Rubin Eugene H, Zorumski Charles F
Department of Psychiatry, Washington University School of Medicine, St. Louis, Missouri 63110-1093, USA.
Acad Med. 2003 Apr;78(4):351-4. doi: 10.1097/00001888-200304000-00002.
Scientific advances in the fields of molecular biology, neurobiology, pharmacology, epidemiology, genetics, neuroimaging, and cognitive neuroscience are influencing psychiatric diagnosis and treatment, and this influence will grow substantially in the future. The current shortage of psychiatrists will increase over the next several decades, resulting in the need to train primary care physicians in basic psychiatric care and the use of non-physician mental health professionals to administer time-intensive, formal psychotherapies. The juxtaposition of these two trends-an increasing scientific influence on the clinical practice of psychiatry and fewer psychiatrists to deliver that treatment-is cause for changes in the approach to psychiatric education. In addressing these issues, the authors suggest that (1) psychiatry should be more integrated into undergraduate medical education in both basic science and clinical curricula, (2) residents in primary care disciplines should have more direct exposure to psychiatric training, (3) joint instructional experiences involving psychiatry and primary care residents should be encouraged, (4) psychiatry residency programs should maintain flexibility in order to incorporate rapid advances in diagnostic procedures and treatments into residency training, (5) research experience should be integrated into psychiatry residency programs, and (6) departments of psychiatry must develop the leadership and expertise necessary to implement the incorporation of rapidly advancing scientific discoveries into the psychiatric curriculum.

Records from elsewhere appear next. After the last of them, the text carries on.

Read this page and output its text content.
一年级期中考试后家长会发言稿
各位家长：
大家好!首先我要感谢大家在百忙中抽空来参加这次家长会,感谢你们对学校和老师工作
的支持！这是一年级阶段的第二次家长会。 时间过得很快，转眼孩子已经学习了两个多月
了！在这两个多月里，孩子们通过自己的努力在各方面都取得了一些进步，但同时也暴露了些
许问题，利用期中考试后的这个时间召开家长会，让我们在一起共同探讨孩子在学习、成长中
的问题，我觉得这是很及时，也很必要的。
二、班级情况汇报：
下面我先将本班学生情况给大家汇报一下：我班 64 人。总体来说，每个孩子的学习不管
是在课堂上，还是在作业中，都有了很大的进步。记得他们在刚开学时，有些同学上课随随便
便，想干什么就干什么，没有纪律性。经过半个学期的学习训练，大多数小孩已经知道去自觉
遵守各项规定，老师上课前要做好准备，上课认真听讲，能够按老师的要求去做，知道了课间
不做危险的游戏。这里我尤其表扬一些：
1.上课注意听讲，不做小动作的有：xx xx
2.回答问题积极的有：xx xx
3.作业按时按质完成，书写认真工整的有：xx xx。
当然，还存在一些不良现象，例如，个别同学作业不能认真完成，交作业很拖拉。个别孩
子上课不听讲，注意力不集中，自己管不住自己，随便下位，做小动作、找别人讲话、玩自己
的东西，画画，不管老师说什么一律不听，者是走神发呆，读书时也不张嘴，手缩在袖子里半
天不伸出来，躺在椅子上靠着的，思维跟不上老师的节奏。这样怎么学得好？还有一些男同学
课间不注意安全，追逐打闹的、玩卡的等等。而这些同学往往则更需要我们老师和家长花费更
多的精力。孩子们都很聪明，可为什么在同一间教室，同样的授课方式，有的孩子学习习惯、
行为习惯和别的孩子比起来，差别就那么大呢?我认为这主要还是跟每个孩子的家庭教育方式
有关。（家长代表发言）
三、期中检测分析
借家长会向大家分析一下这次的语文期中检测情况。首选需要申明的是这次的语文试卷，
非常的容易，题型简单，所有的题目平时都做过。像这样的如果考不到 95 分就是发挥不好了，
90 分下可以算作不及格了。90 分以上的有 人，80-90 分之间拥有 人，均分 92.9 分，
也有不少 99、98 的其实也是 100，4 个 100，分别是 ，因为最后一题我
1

分子生物学、神经生物学、药理学、流行病学、遗传学、神经影像学和认知神经科学领域的科学进展正在影响精神疾病的诊断和治疗,而且这种影响在未来还会大幅增强。未来几十年,精神科医生目前的短缺状况将会加剧,这就需要培训基层医疗医生进行基本的精神科护理,并利用非医生心理健康专业人员来实施耗时较长的正规心理治疗。这两种趋势并存——科学对精神科临床实践的影响日益增大,而提供治疗的精神科医生却越来越少——这使得精神科教育的方式需要做出改变。在解决这些问题时,作者们建议:(1)在本科医学教育的基础科学和临床课程中,精神医学都应得到更充分的整合;(2)基层医疗学科的住院医师应更多地直接接受精神科培训;(3)应鼓励精神科与基层医疗住院医师开展联合教学体验;(4)精神科住院医师培训项目应保持灵活性,以便将诊断程序和治疗方法的快速进展纳入住院医师培训;(5)研究经验应融入精神科住院医师培训项目;(6)精神科各部门必须培养必要的领导力和专业知识,以便将快速发展的科学发现纳入精神科课程。